Gratitude Friday

Laura on “Gratitude Friday” (Photo courtesy of Pam Tinsley)

by Pam Tinsley

Each Black Friday, instead of getting up at the crack of dawn to get the best Black Friday deal, our 12-year-old neighbor Lauren and her family get up early to prepare crockpots full of hot chocolate. While our consumption-driven culture pushes us to buy things we don’t need and spend money we don’t have, Lauren holds a Hot Chocolate Sale to raise money for an organization that’s important to her. Lauren has been doing this on the day after Thanksgiving for the past five years. It’s part of her and her family’s Thanksgiving tradition and a way for her to give back to her community.

This year Lauren is fundraising for the Low Income Housing Institute, an innovative Tiny House Shelter Program that provides warm, safe, secure shelter in tiny houses in community settings with case management that helps program participants find permanent housing and employment. Lauren says that she wants to support LIHI because “they provide places for people to live and support themselves while they get back on their feet. Also, because everyone deserves a safe, warm home, especially around the holidays.”

Lauren’s Gratitude Friday community (Photo courtesy of Pam Tinsley)

In a culture that has become increasingly self-centered, it’s both comforting and reassuring to see a new generation recognizing that they have a responsibility to their community. Community is where and how we share our values. Community is where and how we care for one another. Community binds us together.
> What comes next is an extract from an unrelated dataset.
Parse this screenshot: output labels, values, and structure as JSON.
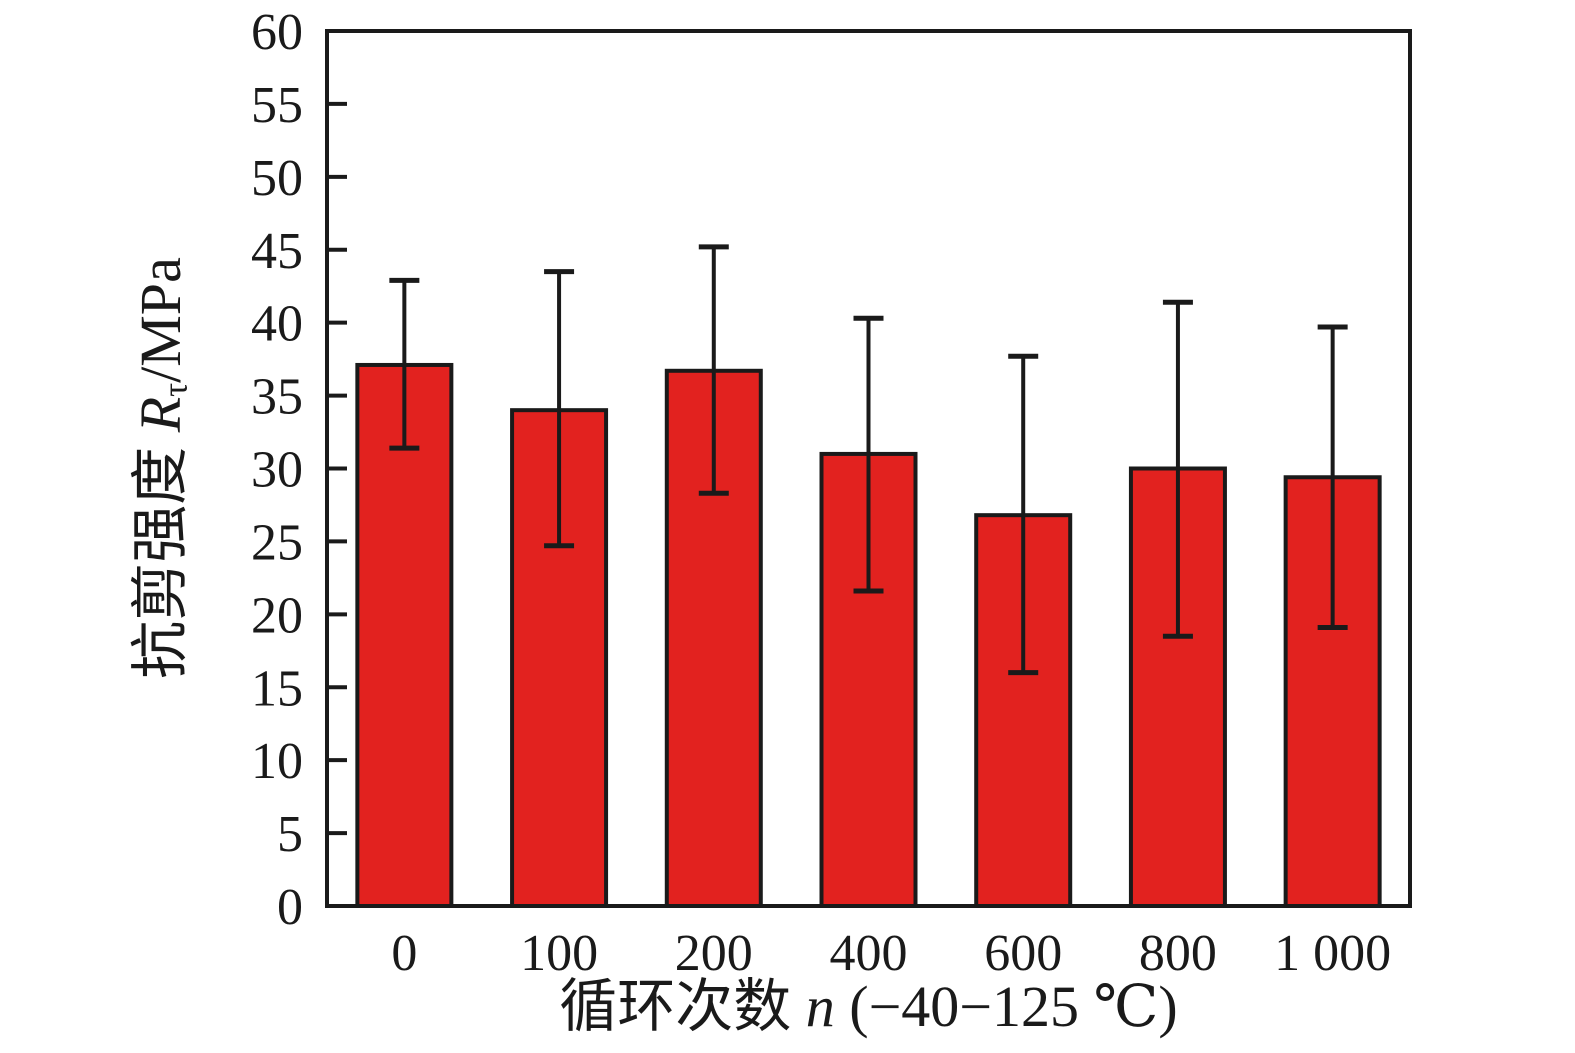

When we as Christians profess to love God with all our heart, all our soul, and all our mind and to love our neighbors as ourselves, we profess that community – is vital. To follow Jesus means loving our neighbor in both word and action. And, as Jesus so often reminds us, the neighbor – the community – we’re called to love includes those whom we often overlook or prefer not to see. Community is where love and justice come together.

Lauren’s Hot Chocolate Sale shows us how simple, ordinary actions can lead to meaningful transformation of hearts and minds. Her fundraiser began as an act of thanksgiving for medical care that she’d received and has become an expression of who she is as a person – someone who teaches others that Gratitude Friday might just be more rewarding than Black Friday. She teaches us that gratitude is the soil in which joy thrives[1].


[1] Signboard at Central Bible Church, Tacoma, WA.